We would like to think of markets for each outcome \(\omega\) and solve for equilibrium, but it could be that each agent assigns probability 0 to every outcome. For instance, if I’m throwing a dart at a dartboard, and your probability that I hit some region is proportional to the area of the region, then for any particular point your probability that I will hit that point is 0. If this is the case, then the equilibrium price for contracts in every outcome will be 0, which tells us nothing about how traders buy and sell these contracts. Instead, we’ll imagine that there’s a set of events \(\{ E_j \}\) that are mutually exclusive with the property that one of them is sure to happen – in the case of the dartboard, this would be a collection of regions that don’t overlap and cover the whole dartboard. The agents will bundle all of their contracts for outcomes of the same event, and buy and sell those together. In this case, letting \([[ \omega \in E]]\) be the function that is 1 if \(\omega \in E\) and 0 otherwise, the condition for equilibrium is
\(\begin{align} 0 &= \sum_i \mathbb{E}_Q \left[ [[\omega \in E_j]] \left( W^i \frac{dP^i}{dQ}(\omega) - S^i \right)\right] \\ \sum_i W^i P^i (E_j) &= Q(E_j) \left( \sum_i S^i \right) \end{align}\)
To avoid arbitrage, it must be the case that \(\sum_i S^i = \sum_i W^i\), therefore we require that for all \(j\), \(Q(E_j) = \sum_i W^i P^i (E_j) / \left( \sum_i W^i \right)\). Now, in the limit of there being infinitely many infinitely small sets \(E_j\), all sets are just a union of some of the sets \(E_j\), and in general we will have \(Q(E) = \sum_i W^i P^i(E) / \left( \sum_i W^i \right)\). This is just like the discrete case: our market prices are exactly Bayes mixture probabilities, and as a result the wealth of each agent after the bets are paid will be proportional to their posterior credence in the mixture.

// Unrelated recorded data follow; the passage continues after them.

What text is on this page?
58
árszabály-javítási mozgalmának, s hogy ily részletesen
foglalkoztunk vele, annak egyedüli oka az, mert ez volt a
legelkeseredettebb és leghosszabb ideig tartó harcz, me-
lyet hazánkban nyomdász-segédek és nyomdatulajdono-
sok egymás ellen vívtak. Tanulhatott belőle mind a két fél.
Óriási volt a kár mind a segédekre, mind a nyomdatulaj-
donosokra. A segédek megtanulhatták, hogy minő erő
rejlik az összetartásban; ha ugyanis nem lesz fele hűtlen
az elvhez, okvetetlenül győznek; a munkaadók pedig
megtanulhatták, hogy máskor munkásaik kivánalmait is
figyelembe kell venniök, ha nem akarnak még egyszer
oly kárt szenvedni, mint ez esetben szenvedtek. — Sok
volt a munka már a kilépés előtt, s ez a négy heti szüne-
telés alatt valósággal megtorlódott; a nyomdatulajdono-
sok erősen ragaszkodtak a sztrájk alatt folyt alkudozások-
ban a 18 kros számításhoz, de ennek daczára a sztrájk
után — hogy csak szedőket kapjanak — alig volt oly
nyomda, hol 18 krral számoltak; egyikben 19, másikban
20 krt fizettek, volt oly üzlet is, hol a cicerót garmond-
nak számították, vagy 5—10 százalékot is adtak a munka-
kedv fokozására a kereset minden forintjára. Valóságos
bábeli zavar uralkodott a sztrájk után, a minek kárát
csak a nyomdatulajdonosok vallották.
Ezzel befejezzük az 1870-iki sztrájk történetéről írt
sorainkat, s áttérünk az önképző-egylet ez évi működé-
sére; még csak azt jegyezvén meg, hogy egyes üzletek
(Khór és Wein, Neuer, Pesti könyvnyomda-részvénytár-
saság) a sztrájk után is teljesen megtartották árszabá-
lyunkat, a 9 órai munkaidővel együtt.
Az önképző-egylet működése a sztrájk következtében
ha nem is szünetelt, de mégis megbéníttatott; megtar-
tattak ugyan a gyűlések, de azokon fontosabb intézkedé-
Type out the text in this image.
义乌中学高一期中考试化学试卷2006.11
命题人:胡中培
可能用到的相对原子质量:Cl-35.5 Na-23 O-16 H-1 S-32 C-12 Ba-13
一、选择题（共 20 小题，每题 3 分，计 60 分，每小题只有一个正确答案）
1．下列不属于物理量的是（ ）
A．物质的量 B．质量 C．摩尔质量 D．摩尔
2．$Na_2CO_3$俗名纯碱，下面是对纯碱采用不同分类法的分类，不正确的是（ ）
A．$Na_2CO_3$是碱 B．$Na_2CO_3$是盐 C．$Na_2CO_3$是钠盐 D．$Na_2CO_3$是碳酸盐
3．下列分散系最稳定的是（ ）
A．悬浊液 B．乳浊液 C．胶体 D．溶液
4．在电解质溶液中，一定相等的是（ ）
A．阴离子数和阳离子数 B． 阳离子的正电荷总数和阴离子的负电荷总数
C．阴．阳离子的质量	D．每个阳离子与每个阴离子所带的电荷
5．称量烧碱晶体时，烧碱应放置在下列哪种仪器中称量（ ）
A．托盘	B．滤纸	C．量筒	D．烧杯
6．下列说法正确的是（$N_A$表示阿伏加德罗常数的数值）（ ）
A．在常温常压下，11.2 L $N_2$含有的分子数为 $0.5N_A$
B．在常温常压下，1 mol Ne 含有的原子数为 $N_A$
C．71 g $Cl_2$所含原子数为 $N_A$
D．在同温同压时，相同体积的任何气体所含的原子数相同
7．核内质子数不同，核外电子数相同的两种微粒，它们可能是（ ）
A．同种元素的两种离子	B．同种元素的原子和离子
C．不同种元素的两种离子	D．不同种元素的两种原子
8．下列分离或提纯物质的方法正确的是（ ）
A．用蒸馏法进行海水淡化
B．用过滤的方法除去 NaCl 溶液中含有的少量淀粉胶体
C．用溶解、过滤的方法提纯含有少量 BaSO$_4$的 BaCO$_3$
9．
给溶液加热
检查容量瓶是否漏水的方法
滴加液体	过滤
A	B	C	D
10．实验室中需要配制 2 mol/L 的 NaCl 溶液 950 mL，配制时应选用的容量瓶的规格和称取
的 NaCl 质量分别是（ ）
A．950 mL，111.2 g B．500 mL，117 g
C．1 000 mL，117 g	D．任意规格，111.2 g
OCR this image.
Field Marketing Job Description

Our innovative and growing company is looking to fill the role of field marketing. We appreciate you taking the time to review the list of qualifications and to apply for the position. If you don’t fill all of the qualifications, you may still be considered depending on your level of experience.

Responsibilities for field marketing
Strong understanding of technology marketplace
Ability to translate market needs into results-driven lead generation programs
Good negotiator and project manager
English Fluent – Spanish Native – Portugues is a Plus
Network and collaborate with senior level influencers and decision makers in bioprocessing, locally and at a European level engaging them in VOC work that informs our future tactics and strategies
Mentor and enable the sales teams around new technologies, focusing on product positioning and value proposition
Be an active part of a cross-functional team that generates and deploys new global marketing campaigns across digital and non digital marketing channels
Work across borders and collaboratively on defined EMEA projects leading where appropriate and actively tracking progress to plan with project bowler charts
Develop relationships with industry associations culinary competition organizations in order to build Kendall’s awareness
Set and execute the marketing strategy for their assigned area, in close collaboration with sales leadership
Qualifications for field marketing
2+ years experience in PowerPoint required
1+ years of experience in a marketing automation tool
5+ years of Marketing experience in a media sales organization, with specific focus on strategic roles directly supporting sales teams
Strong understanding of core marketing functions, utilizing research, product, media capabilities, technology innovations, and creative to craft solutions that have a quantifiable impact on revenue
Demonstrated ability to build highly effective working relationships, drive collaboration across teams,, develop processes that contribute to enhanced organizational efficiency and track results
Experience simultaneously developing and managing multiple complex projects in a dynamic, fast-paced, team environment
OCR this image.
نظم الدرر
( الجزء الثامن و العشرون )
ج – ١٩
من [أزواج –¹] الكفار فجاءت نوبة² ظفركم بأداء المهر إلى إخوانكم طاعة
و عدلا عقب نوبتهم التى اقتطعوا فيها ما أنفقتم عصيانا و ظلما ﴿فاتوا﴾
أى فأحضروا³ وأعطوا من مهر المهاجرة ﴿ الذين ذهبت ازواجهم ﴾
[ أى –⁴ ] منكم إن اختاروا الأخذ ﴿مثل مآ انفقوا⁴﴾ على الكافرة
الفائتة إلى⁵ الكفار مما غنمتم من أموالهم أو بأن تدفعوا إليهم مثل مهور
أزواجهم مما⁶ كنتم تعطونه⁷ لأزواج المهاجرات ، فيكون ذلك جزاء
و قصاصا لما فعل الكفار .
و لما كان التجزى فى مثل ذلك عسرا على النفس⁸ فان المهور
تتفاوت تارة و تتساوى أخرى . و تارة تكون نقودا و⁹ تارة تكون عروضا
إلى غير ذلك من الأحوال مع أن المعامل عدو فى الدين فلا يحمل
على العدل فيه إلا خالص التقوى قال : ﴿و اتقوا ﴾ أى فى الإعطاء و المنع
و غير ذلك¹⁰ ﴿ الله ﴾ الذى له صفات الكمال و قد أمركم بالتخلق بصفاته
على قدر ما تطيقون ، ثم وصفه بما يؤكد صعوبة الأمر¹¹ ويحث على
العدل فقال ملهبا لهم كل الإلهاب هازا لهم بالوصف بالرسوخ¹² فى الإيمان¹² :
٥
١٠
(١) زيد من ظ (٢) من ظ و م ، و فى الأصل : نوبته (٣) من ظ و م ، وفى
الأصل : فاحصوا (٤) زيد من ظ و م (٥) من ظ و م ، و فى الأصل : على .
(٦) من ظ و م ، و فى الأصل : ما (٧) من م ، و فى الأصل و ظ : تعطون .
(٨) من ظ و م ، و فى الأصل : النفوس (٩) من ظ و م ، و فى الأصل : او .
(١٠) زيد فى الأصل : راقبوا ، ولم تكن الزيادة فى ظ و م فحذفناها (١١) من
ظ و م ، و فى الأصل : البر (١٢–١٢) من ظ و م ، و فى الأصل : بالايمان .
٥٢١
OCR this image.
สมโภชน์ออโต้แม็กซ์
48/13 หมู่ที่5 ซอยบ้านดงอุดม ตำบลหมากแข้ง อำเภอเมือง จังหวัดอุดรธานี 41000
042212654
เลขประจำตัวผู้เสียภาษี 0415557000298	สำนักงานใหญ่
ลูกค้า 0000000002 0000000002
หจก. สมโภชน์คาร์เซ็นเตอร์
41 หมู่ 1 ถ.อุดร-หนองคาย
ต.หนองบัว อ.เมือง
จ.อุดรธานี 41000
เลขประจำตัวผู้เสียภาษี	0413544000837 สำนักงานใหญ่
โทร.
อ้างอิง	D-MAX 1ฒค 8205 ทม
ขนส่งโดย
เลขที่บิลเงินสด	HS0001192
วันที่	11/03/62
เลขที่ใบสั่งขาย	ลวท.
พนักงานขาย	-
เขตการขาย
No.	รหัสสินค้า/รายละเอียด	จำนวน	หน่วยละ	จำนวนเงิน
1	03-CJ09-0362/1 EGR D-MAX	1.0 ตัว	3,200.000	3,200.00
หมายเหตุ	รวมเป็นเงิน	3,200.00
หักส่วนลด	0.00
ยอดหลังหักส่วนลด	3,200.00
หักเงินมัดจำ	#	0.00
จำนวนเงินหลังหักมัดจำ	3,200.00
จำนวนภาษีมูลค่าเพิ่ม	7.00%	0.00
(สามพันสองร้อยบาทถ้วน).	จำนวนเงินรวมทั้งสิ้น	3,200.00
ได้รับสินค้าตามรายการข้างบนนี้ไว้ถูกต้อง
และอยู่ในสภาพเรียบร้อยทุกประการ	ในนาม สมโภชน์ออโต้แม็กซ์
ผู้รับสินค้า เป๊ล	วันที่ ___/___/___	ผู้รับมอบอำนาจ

Finally, it’s worth noting something interesting that’s perhaps more obvious in this formalism than in others. Suppose we again have a single agent betting on which outcome would occur with the house, but instead of learning the outcome \(\omega\), the house and agent only learn that the outcome was in some event \(E\). In this case, the agent would have spent \(\mathbb{E}_Q [W \times dP/dQ(\omega) [[\omega \in E]] ] = W P(E)\) on contracts for outcomes in \(E\), and should presumably be paid the house’s posterior expected value of those contracts: $^$ \frac{\mathbb{E}_Q [W \times dP/dQ(\omega) [[\omega \in E]] ]}{Q(E)} = W \frac{P(E)}{Q(E)} $^$ Now, this is exactly what would have happened if the agent had been asked which of events \(E_1\) through \(E_n\) would occur: the agent would bet \(W P(E_i)\) on each event \(E_i\) and in the case that event \(E_j\) occurred, would be paid \(W P(E_j)/ Q(E_j)\). In the dartboard example, instead of learning which point the dart would land on, you only learned how many points the throw was worth and your bets only paid out accordingly, but it turned out that you bet optimally anyway, despite the payouts being different to what you thought they were. Therefore, Kelly betting has this nice property that you don’t need to know exactly what you’re betting on: as long as you know the space of possible outcomes, you’ll bet optimally no matter what the question about the outcomes is.